An international operation co-ordinated by the security firm LastLine managed to get 20 of the 30 servers controlled by the group shut down. The servers were turned off with the help of the internet service providers unwittingly found to be hosting them.

As a result, many of the "drone" PCs in the huge botnet used to send e-mail were cut off and no longer relayed the junk messages.

Image caption,
Millions of machines around the world are turned into spam-sending "botnets"

Bredolab was another big botnet hit in October thanks to work by the hi-tech division of the national crime squad in the Netherlands. The arrest of an Armenian man thought to be the botnet's controller led to the closure of the 143 servers linked to Bredolab.

At its height Bredolab was thought to involve up to 30 million computers around the world and be capable of sending 3.6 billion e-mails every day.

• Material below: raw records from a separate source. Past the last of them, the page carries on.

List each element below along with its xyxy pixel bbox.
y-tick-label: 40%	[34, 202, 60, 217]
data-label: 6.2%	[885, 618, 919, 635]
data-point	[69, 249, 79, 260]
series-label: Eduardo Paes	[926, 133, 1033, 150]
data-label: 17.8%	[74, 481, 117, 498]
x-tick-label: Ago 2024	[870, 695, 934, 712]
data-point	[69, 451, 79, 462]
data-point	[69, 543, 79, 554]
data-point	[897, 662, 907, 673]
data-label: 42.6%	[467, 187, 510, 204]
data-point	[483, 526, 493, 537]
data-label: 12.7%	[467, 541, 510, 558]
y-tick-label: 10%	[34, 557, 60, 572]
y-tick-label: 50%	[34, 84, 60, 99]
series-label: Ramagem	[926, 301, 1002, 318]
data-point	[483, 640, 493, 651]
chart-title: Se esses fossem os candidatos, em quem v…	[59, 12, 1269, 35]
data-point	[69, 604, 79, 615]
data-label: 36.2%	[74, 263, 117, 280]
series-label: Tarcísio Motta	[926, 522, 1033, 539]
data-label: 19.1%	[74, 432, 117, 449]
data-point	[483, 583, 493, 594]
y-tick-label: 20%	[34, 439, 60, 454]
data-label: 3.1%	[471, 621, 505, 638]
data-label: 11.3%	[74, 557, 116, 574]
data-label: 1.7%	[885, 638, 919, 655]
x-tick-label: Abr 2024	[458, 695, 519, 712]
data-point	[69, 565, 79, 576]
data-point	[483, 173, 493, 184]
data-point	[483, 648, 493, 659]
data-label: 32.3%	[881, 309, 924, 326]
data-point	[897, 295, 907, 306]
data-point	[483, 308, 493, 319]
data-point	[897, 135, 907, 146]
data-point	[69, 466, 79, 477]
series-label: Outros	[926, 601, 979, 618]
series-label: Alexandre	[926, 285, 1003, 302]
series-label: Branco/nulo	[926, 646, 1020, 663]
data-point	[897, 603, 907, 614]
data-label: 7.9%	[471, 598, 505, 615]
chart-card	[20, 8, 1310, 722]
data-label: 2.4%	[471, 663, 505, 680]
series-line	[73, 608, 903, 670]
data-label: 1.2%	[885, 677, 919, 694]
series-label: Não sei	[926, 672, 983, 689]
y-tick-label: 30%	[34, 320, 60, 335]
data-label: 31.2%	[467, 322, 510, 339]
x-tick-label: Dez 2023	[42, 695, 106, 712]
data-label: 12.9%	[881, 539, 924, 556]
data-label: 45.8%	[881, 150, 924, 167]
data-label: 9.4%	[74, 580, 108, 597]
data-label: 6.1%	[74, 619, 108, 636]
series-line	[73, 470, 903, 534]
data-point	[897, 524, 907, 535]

Police forces also took action against many of the people involved in the Zeus botnet.

Around the world about 100 people were arrested and many of the command and control machines overseeing the network were turned off.

Spammers were also hit by the September closure of the Spamit partner program. It paid spam senders to promote its Canadian Pharmacy network of sites peddling fake pills.

Action against botnets and the closure of Spamit led spam volumes to drop to 86.8% of all e-mail, the lowest percentage since September 2009, said Symantec.

However, Kaspersky analyst Darya Gudkova warned that there was bad news mixed in with the good.

"Spam is becoming a greater threat as it now frequently contains a variety of malicious attachments and links to infected websites," she said.